During my first drives to Saddleback, I would gaze west from Route 17 in Mexico and contemplate Black Mountain of Maine. I originally mistook it for a lost area, making a mental note to research the area for possible turn earning.
But the lifts have been spinning steadily at Black since 1935. More well known for hosting numerous high profile nordic championship events, the alpine portion of Black focuses on affordable family friendly skiing for local area residents.
The reason that the lifts still turn at Black Mountain is Maine Winter Sports Center’s financial support from the Libra Foundation. Without the financial support of the Libra Foundation, Black Mountain would not be able to offer its record low lift ticket price of $15.00 and sustain operations.
Black Mountain Ski “Resort” of Maine (not to be confused with Black Mountain of New Hampshire) reminds me of a scaled down version of lost Tenney Mountain in New Hampshire. Black’s modest 1150′ vertical skis even smaller than the statistic would suggest. Black is protractorly challenged featuring mostly lower intermediate pitch and only a few hundred vertical feet worth of modest upper intermediate pitch. Indeed, its token double diamond trail could be mistaken for a steep blue square left ungroomed at many other resorts.
The Trail Report listed Black Mountain at 100% open with thirty trails. However, Snocountry reported Black Mountain had 30 out of 35 trails open. The variance can be accounted for by a few new trails that seem to be listed on Snocountry but not on Black Mountain’s official report. It is truly a shame that I couldn’t sample these trails as Black’s existing offerings are surprisingly limited.
From the summit, there are essentially four routes top to bottom, though you have a few options due to trail mergers and double backing.
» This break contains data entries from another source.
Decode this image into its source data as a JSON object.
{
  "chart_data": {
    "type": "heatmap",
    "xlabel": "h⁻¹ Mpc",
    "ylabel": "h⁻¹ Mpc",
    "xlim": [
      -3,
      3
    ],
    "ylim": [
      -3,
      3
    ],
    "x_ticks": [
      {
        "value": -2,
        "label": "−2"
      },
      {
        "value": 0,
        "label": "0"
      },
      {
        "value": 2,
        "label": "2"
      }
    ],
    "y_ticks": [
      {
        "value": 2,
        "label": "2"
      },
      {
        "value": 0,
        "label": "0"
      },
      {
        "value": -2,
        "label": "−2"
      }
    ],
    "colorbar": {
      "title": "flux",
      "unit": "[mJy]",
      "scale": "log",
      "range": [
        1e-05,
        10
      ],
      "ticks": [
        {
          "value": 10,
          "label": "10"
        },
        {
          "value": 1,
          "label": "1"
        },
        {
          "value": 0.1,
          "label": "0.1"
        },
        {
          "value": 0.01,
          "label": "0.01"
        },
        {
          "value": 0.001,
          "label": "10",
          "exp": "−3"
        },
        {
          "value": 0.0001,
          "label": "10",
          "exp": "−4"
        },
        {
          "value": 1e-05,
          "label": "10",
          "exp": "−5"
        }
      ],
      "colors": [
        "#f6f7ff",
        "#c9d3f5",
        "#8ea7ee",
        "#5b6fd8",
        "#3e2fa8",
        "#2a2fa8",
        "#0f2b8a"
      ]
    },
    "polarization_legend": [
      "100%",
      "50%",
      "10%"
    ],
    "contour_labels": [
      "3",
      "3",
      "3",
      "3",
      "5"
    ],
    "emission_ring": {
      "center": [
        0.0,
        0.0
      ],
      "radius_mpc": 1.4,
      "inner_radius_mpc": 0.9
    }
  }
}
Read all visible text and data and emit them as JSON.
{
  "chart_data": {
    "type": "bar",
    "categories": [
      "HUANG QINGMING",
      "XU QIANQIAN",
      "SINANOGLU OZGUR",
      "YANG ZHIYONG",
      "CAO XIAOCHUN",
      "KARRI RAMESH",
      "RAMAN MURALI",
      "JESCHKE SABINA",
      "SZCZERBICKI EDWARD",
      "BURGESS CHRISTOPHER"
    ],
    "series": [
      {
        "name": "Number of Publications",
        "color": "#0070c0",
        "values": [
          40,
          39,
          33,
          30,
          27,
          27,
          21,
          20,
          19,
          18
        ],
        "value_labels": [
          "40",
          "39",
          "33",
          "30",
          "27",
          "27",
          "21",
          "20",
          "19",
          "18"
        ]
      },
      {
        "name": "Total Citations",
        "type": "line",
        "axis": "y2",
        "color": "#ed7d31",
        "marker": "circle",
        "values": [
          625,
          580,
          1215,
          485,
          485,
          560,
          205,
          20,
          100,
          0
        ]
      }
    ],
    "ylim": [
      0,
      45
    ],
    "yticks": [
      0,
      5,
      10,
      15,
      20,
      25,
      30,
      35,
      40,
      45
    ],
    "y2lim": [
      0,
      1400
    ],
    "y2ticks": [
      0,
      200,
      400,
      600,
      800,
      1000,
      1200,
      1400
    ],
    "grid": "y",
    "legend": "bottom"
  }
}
Despite the various trail ratings, all of the trails ski at a lower intermediate level making Black Mountain ideal for a developing skier and a family with younger kids or skiers that are still learning. A few glades have been cut but they are all rather short and don’t add too much to the mix.
The base lodge is gorgeous. The lodge was recently built and has three floors: services and sales on the first, food and tables on the second, and a bar on the third. The vertically spacious second and third floors feature visually appealing post and beam timber and brand new furniture all around. Rumor has it that the lodge is not large enough to accommodate both alpine skiers and nordic racers on nordic race days. For my visit, there were only 100 cars in the lot during a Presidents Holiday weekend, so I suspect space is ample excepting for nordic race days.
Visiting lesser known mid-sized ski areas was a specific component of The List. And I can usually find some interesting skiing at even the smallest of areas. Despite being far from the smallest, I found that Black Mountain had the least to offer me out of all the other areas on The List. But that says more about me than it does about Black Mountain.
The area is truly a gem as an inexpensive family and learning area. A community area in the purest sense of the words, this might be the largest “feeder area” in New England at 1150′ vertical. You won’t find much challenge here but most skiers just want uncrowded cruising any ways, especially those learning and developing. Give it a shot if you are in the area but don’t expect the challenge of other nearby areas of similar vertical.